•  
  •  
  •  
  •  
  •  
  •  
  •  
  •  
  •  
  •  
  •  
  •  
  •  
  •  
  •  
  •  
  •  
  •  
  •  
  •  
  •  
  •  
  •  
  •  

Un Saoudien en attente de son procès pour agression sexuelle quitte le Canada

L'entrée du palais de justice de Sydney, au Cap-Breton, avec ses grandes fenêtres.

Le palais de justice de Sydney, au Cap-Breton.

Photo : Radio-Canada / CBC/Robert Short

Radio-Canada

Un homme de 28 ans de l'Arabie saoudite, accusé d'avoir agressé sexuellement une femme du Cap-Breton, a quitté le Canada pendant qu'il était en attente de son procès. Un expert en immigration croit que son ambassade l'a aidé à fuir le système de justice canadien.

Le service des poursuites de la Nouvelle-Écosse indique que l’ambassade saoudienne a payé la caution de 37 500 $ pour la remise en liberté de Mohammed Zuraibi Alzoabi, accusé d’agression sexuelle, de voies de fait et de séquestration envers la femme. Les événements seraient survenus sur une période allant du 1er août 2015 au 26 mars 2017.

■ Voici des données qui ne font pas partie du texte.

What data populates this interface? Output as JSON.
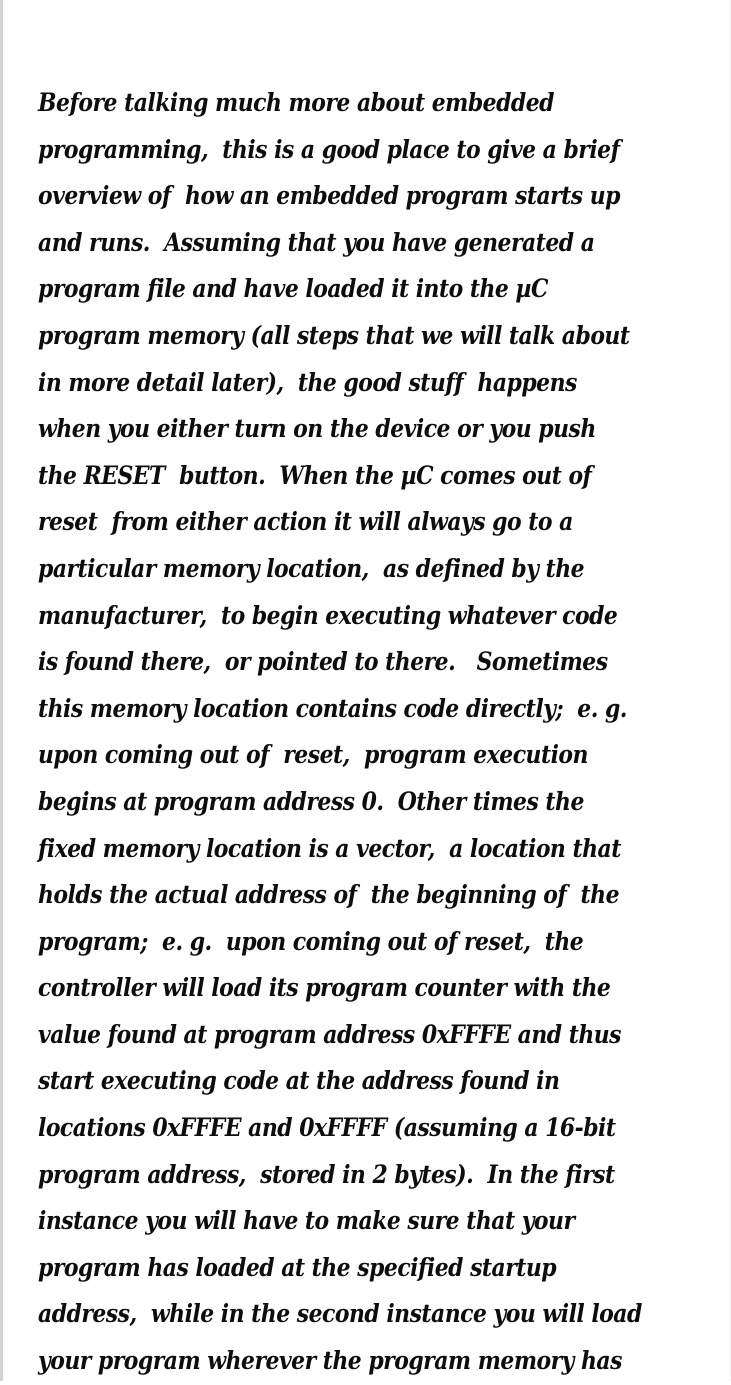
{
  "document": {
    "paragraph_lines": [
      "Before talking much more about embedded",
      "programming,  this is a good place to give a brief",
      "overview of  how an embedded program starts up",
      "and runs.  Assuming that you have generated a",
      "program file and have loaded it into the µC",
      "program memory (all steps that we will talk about",
      "in more detail later),  the good stuff  happens",
      "when you either turn on the device or you push",
      "the RESET  button.  When the µC comes out of",
      "reset  from either action it will always go to a",
      "particular memory location,  as defined by the",
      "manufacturer,  to begin executing whatever code",
      "is found there,  or pointed to there.   Sometimes",
      "this memory location contains code directly;  e. g.",
      "upon coming out of  reset,  program execution",
      "begins at program address 0.  Other times the",
      "fixed memory location is a vector,  a location that",
      "holds the actual address of  the beginning of  the",
      "program;  e. g.  upon coming out of reset,  the",
      "controller will load its program counter with the",
      "value found at program address 0xFFFE and thus",
      "start executing code at the address found in",
      "locations 0xFFFE and 0xFFFF (assuming a 16-bit",
      "program address,  stored in 2 bytes).  In the first",
      "instance you will have to make sure that your",
      "program has loaded at the specified startup",
      "address,  while in the second instance you will load",
      "your program wherever the program memory has"
    ]
  }
}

Un document de la cour montre que le bureau du shérif a tenté de retracer Alzoabi le 8 décembre dernier. Son ancien avocat, David Ianetti, a indiqué aux autorités qu’il avait quitté le pays, même si la police a saisi son passeport.

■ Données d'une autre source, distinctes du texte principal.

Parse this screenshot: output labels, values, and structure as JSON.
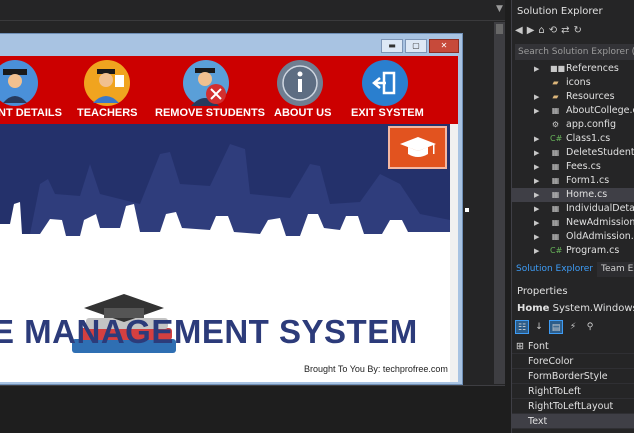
{
  "designer": {
    "nav": [
      {
        "label": "NT DETAILS",
        "icon": "student-icon",
        "bg": "#4a90d9"
      },
      {
        "label": "TEACHERS",
        "icon": "teacher-icon",
        "bg": "#f0a41f"
      },
      {
        "label": "REMOVE STUDENTS",
        "icon": "remove-student-icon",
        "bg": "#5a9fd8"
      },
      {
        "label": "ABOUT US",
        "icon": "info-icon",
        "bg": "#6f7e91"
      },
      {
        "label": "EXIT SYSTEM",
        "icon": "exit-icon",
        "bg": "#2a7fcf"
      }
    ],
    "banner_title": "E MANAGEMENT SYSTEM",
    "footer_credit": "Brought To You By: techprofree.com"
  },
  "solution_explorer": {
    "title": "Solution Explorer",
    "search_placeholder": "Search Solution Explorer (Ctrl+;)",
    "items": [
      {
        "label": "References",
        "icon": "references-icon",
        "expander": true
      },
      {
        "label": "icons",
        "icon": "folder-icon",
        "expander": false
      },
      {
        "label": "Resources",
        "icon": "folder-icon",
        "expander": true
      },
      {
        "label": "AboutCollege.cs",
        "icon": "form-icon",
        "expander": true
      },
      {
        "label": "app.config",
        "icon": "config-icon",
        "expander": false
      },
      {
        "label": "Class1.cs",
        "icon": "csharp-icon",
        "expander": true
      },
      {
        "label": "DeleteStudent.cs",
        "icon": "form-icon",
        "expander": true
      },
      {
        "label": "Fees.cs",
        "icon": "form-icon",
        "expander": true
      },
      {
        "label": "Form1.cs",
        "icon": "form-icon",
        "expander": true
      },
      {
        "label": "Home.cs",
        "icon": "form-icon",
        "expander": true,
        "selected": true
      },
      {
        "label": "IndividualDetails.cs",
        "icon": "form-icon",
        "expander": true
      },
      {
        "label": "NewAdmission.cs",
        "icon": "form-icon",
        "expander": true
      },
      {
        "label": "OldAdmission.cs",
        "icon": "form-icon",
        "expander": true
      },
      {
        "label": "Program.cs",
        "icon": "csharp-icon",
        "expander": true
      }
    ],
    "tabs": [
      "Solution Explorer",
      "Team Explorer"
    ]
  },
  "properties": {
    "title": "Properties",
    "object_name": "Home",
    "object_type": "System.Windows.Forms.Form",
    "rows": [
      {
        "name": "Font",
        "expandable": true
      },
      {
        "name": "ForeColor",
        "expandable": false
      },
      {
        "name": "FormBorderStyle",
        "expandable": false
      },
      {
        "name": "RightToLeft",
        "expandable": false
      },
      {
        "name": "RightToLeftLayout",
        "expandable": false
      },
      {
        "name": "Text",
        "expandable": false,
        "selected": true
      }
    ]
  },
  "colors": {
    "accent": "#3e9cf5",
    "nav_red": "#cc0000",
    "banner_navy": "#24316b",
    "cap_orange": "#e2531f"
  }
}
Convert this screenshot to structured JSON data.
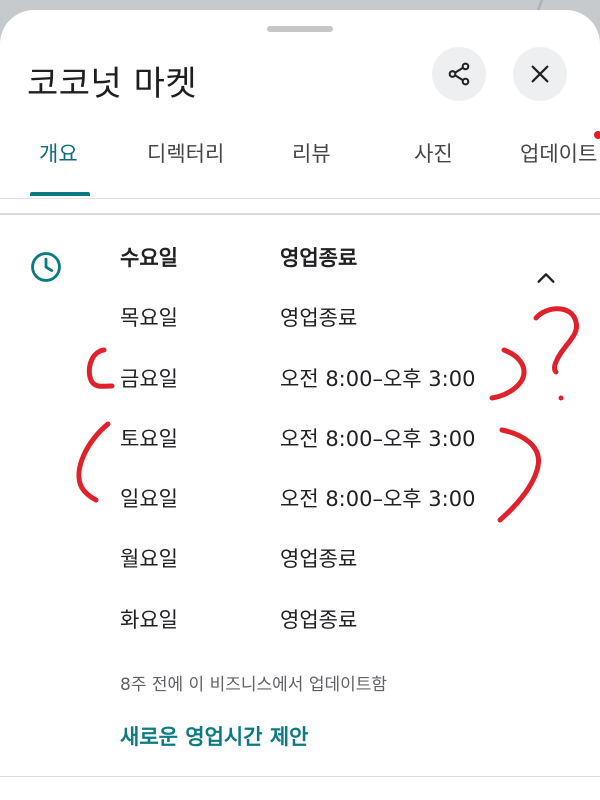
{
  "place": {
    "title": "코코넛 마켓"
  },
  "header": {
    "share_icon": "share-icon",
    "close_icon": "close-icon"
  },
  "tabs": [
    {
      "label": "개요",
      "active": true
    },
    {
      "label": "디렉터리",
      "active": false
    },
    {
      "label": "리뷰",
      "active": false
    },
    {
      "label": "사진",
      "active": false
    },
    {
      "label": "업데이트",
      "active": false
    }
  ],
  "hours": {
    "icon": "clock-icon",
    "rows": [
      {
        "day": "수요일",
        "time": "영업종료",
        "today": true
      },
      {
        "day": "목요일",
        "time": "영업종료"
      },
      {
        "day": "금요일",
        "time": "오전 8:00–오후 3:00"
      },
      {
        "day": "토요일",
        "time": "오전 8:00–오후 3:00"
      },
      {
        "day": "일요일",
        "time": "오전 8:00–오후 3:00"
      },
      {
        "day": "월요일",
        "time": "영업종료"
      },
      {
        "day": "화요일",
        "time": "영업종료"
      }
    ],
    "update_note": "8주 전에 이 비즈니스에서 업데이트함",
    "suggest_link": "새로운 영업시간 제안"
  },
  "colors": {
    "accent": "#0b7a83",
    "annotation": "#e0212c"
  }
}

Pour l’avocat spécialisé en immigration, Lee Cohen, l’explication la plus plausible est que l’ambassade saoudienne a fourni à Mohamed Zuraibi Alzoabi des documents officiels, qui lui ont permis de voyager. L’ambassade n’a pas répondu aux demandes des médias.

Pour que quelqu’un puisse quitter le Canada sans passeport, il faut l’aide du gouvernement saoudien, ou d’un autre gouvernement, mais il n’y a aucune raison de penser qu’un autre gouvernement se placerait dans cette position, affirme Lee Cohen, qui pratique le droit de l’immigration depuis des décennies en Nouvelle-Écosse.

Je me demande pourquoi le gouvernement saoudien paierait sa caution et faciliterait son départ du Canada avant que le processus criminel soit terminé. Si c’est le cas, c’est un gouvernement étranger qui entrave le système de justice canadien.

Allégations graves

La police régionale du Cap-Breton a lancé un mandat d’arrêt contre Mohamed Zuraibi Alzoabi, lorsqu’il ne s’est pas présenté à son procès.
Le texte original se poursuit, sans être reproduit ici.